Parsl / parsl

Parsl - a Python parallel scripting library
http://parsl-project.org
Apache License 2.0
482 stars 194 forks source link

don't set --exclusive by default in slurm provider #2615

Open rueberger opened 1 year ago

rueberger commented 1 year ago

When --exclusive is set in slurm, which is done by default in the slurm provider, the number of cpus requested per node is ignored as the entire node is assigned by slurm. This is a subtle footgun which overrides attempts by the user to allocate resources at a finer-grain scale than whole-nodes.

Furthermore, parsl only spins up the number of workers originally requested by the user.
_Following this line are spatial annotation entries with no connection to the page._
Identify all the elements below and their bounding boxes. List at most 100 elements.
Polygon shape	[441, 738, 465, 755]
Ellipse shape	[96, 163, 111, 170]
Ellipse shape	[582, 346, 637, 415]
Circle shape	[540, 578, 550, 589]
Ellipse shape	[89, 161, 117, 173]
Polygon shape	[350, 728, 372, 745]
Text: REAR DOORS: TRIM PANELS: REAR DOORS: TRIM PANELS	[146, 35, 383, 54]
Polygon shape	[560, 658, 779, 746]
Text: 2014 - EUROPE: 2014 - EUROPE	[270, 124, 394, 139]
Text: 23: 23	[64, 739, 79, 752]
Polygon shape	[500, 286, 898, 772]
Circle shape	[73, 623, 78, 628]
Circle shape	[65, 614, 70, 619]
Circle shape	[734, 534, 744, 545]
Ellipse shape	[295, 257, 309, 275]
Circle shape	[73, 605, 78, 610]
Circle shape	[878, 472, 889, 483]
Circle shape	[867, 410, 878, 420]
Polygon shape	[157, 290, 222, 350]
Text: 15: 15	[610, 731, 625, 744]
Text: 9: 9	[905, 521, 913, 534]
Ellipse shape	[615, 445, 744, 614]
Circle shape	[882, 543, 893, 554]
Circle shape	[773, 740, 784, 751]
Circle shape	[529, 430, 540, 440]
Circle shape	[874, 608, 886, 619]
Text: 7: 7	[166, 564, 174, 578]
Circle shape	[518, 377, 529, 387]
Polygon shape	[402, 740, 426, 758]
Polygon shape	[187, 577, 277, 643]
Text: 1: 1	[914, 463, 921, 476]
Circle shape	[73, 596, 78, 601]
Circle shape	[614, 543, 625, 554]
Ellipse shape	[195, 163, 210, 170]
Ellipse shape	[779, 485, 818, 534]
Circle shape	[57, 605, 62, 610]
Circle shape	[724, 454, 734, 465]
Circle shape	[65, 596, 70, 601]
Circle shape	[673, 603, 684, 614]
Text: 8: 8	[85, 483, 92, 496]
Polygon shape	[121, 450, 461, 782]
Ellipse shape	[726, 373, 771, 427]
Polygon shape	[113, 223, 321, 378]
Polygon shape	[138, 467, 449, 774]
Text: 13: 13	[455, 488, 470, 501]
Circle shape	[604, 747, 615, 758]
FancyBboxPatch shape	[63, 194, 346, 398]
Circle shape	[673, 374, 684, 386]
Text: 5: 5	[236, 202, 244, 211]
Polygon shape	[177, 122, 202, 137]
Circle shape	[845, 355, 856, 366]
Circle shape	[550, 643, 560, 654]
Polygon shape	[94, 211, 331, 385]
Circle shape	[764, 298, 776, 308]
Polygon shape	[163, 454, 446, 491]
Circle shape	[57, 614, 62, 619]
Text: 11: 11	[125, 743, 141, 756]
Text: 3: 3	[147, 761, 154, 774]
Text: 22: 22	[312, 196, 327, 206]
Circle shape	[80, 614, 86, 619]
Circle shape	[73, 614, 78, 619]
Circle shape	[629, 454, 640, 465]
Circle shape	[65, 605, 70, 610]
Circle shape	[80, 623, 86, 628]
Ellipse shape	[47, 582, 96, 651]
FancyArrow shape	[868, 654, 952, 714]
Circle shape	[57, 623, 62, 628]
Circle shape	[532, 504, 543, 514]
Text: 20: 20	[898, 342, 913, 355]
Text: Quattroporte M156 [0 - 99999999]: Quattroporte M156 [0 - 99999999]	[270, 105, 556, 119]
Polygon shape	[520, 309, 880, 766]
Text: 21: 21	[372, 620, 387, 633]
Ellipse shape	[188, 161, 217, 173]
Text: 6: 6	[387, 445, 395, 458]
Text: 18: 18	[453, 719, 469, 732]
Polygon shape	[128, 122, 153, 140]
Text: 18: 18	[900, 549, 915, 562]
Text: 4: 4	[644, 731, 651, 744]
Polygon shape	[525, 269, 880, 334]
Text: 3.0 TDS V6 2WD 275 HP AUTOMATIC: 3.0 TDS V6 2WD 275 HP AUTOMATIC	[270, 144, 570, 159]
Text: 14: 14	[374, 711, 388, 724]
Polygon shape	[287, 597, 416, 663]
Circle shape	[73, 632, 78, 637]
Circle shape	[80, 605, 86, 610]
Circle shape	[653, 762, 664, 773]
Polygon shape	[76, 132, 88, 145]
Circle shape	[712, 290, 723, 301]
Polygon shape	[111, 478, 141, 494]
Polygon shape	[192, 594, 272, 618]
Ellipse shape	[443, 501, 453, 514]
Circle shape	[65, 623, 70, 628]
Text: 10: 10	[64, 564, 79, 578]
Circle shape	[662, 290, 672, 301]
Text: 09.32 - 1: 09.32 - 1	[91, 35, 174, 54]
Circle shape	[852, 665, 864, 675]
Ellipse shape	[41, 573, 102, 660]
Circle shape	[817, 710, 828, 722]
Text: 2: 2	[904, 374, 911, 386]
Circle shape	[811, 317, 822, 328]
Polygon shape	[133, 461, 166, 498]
For example, this config will spin up four workers per node, leaving 20 cores idle on a cluster with 24 core nodes:

config = parsl.config.Config(
    executors=[
        parsl.executors.HighThroughputExecutor(
            "htex",
            cores_per_worker=1,
            working_dir=os.path.expanduser('~/tmp/parsl/test'),
            provider=parsl.providers.SlurmProvider(
                partition="default,
                nodes_per_block=1,
                cores_per_node=4,
                launcher=parsl.launchers.SrunLauncher(),
            ),
        )
    ]
)

As far as I can tell, the only reason to set --exclusive is in clusters where oversubscription is allowed.

exclusive should be set to False by default, or at the very least, a warning should be raised when exclusive is set to True and cores_per_node is not None.

benclifford commented 1 year ago

I haven't forgotten about this issue.

cores_per_node is also used in the scaling code for another purpose, to figure out how many new workers to expect when starting (or ending) a block of workers: so it would be an expected situation to see both exclusive and cores_per_node values set at the same time.

The use of the cores_per_node parameter for multiple-but-similar purposes bothers me but I don't have a good feeling for what the user interface should be changed to look like.

I think, though, it's probably right to set exclusive to false by default: to inherit the default behaviour of the underlying batch system.